Web 3.0 and Web 4.0
It is nice to see that the NY Times in an article by John Markoff entitled "Entrepreneurs See a Web Guided by Common Sense" is acknowledging the pursuit of Web 3.0 as a successor to current Web 2.0 efforts. Alas, current efforts to leap forward from Wed 2.0 are far too vague, sketchy, halfhearted, and even ill-conceived or misguided to achieve even a fraction of my vision for The Consumer-Centric Knowledge Web - A Vision of Consumer Applications of Software Agent Technology - Enabling Consumer-Centric Knowledge-Based Computing. Still, it is nice to see even a little forward progress.
The Times article focused on data mining or knowledge mining of the existing Web, saying "computer scientists and a growing collection of start-up companies are finding new ways to mine human intelligence."
The Times summarizes the whole Web 3.0 effort as:
Their goal is to add a layer of meaning on top of the existing Web that would make it less of a catalog and more of a guide and even provide the foundation for systems that can reason in a human fashion. That level of artificial intelligence, with machines doing the thinking instead of simply following commands, has eluded researchers for more than half a century.

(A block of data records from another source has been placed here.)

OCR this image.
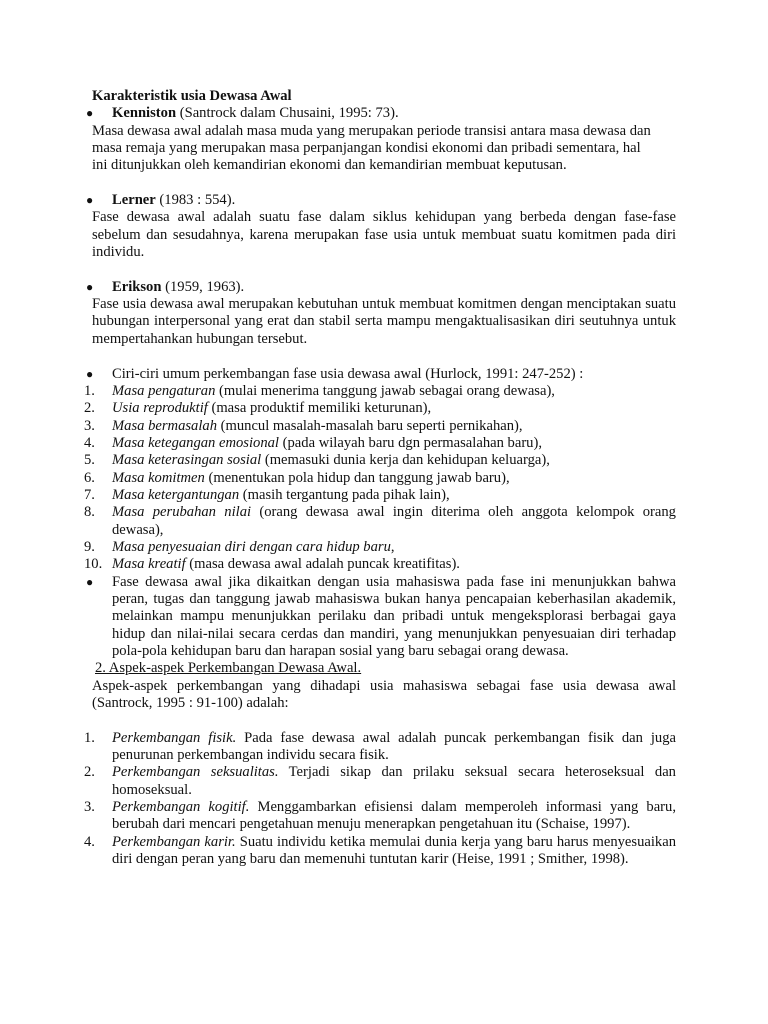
Karakteristik usia Dewasa Awal
● Kenniston (Santrock dalam Chusaini, 1995: 73).
Masa dewasa awal adalah masa muda yang merupakan periode transisi antara masa dewasa dan masa remaja yang merupakan masa perpanjangan kondisi ekonomi dan pribadi sementara, hal ini ditunjukkan oleh kemandirian ekonomi dan kemandirian membuat keputusan.
● Lerner (1983 : 554).
Fase dewasa awal adalah suatu fase dalam siklus kehidupan yang berbeda dengan fase-fase sebelum dan sesudahnya, karena merupakan fase usia untuk membuat suatu komitmen pada diri individu.
● Erikson (1959, 1963).
Fase usia dewasa awal merupakan kebutuhan untuk membuat komitmen dengan menciptakan suatu hubungan interpersonal yang erat dan stabil serta mampu mengaktualisasikan diri seutuhnya untuk mempertahankan hubungan tersebut.
● Ciri-ciri umum perkembangan fase usia dewasa awal (Hurlock, 1991: 247-252) :
1. Masa pengaturan (mulai menerima tanggung jawab sebagai orang dewasa),
2. Usia reproduktif (masa produktif memiliki keturunan),
3. Masa bermasalah (muncul masalah-masalah baru seperti pernikahan),
4. Masa ketegangan emosional (pada wilayah baru dgn permasalahan baru),
5. Masa keterasingan sosial (memasuki dunia kerja dan kehidupan keluarga),
6. Masa komitmen (menentukan pola hidup dan tanggung jawab baru),
7. Masa ketergantungan (masih tergantung pada pihak lain),
8. Masa perubahan nilai (orang dewasa awal ingin diterima oleh anggota kelompok orang dewasa),
9. Masa penyesuaian diri dengan cara hidup baru,
10. Masa kreatif (masa dewasa awal adalah puncak kreatifitas).
● Fase dewasa awal jika dikaitkan dengan usia mahasiswa pada fase ini menunjukkan bahwa peran, tugas dan tanggung jawab mahasiswa bukan hanya pencapaian keberhasilan akademik, melainkan mampu menunjukkan perilaku dan pribadi untuk mengeksplorasi berbagai gaya hidup dan nilai-nilai secara cerdas dan mandiri, yang menunjukkan penyesuaian diri terhadap pola-pola kehidupan baru dan harapan sosial yang baru sebagai orang dewasa.
2. Aspek-aspek Perkembangan Dewasa Awal.
Aspek-aspek perkembangan yang dihadapi usia mahasiswa sebagai fase usia dewasa awal (Santrock, 1995 : 91-100) adalah:
1. Perkembangan fisik. Pada fase dewasa awal adalah puncak perkembangan fisik dan juga penurunan perkembangan individu secara fisik.
2. Perkembangan seksualitas. Terjadi sikap dan prilaku seksual secara heteroseksual dan homoseksual.
3. Perkembangan kogitif. Menggambarkan efisiensi dalam memperoleh informasi yang baru, berubah dari mencari pengetahuan menuju menerapkan pengetahuan itu (Schaise, 1997).
4. Perkembangan karir. Suatu individu ketika memulai dunia kerja yang baru harus menyesuaikan diri dengan peran yang baru dan memenuhi tuntutan karir (Heise, 1991 ; Smither, 1998).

Referred to as Web 3.0, the effort is in its infancy, and the very idea has given rise to skeptics who have called it an unobtainable vision. But the underlying technologies are rapidly gaining adherents, at big companies like I.B.M. and Google as well as small ones. Their projects often center on simple, practical uses, from producing vacation recommendations to predicting the next hit song.
But in the future, more powerful systems could act as personal advisers in areas as diverse as financial planning, with an intelligent system mapping out a retirement plan for a couple, for instance, or educational consulting, with the Web helping a high school student identify the right college.
Alas, nothing in the article really put any meat on the bones of the teaser from the title: guided by common sense. Sure, the Cyc effort does take a stab at "common sense", but falls far short of the kind of common sense that consumers expect from real people.
Still, I welcome the Web 3.0 efforts, however meager they might be, since until we slog through them, most people won't have the mental frame of mind to grasp the full scope of what is needed for my Consumer-Centric Knowledge Web.
Maybe I need to start calling my vision Web 4.0 to make it clear what a long way we still really have to go to get to my vision for a Consumer-Centric Knowledge Web.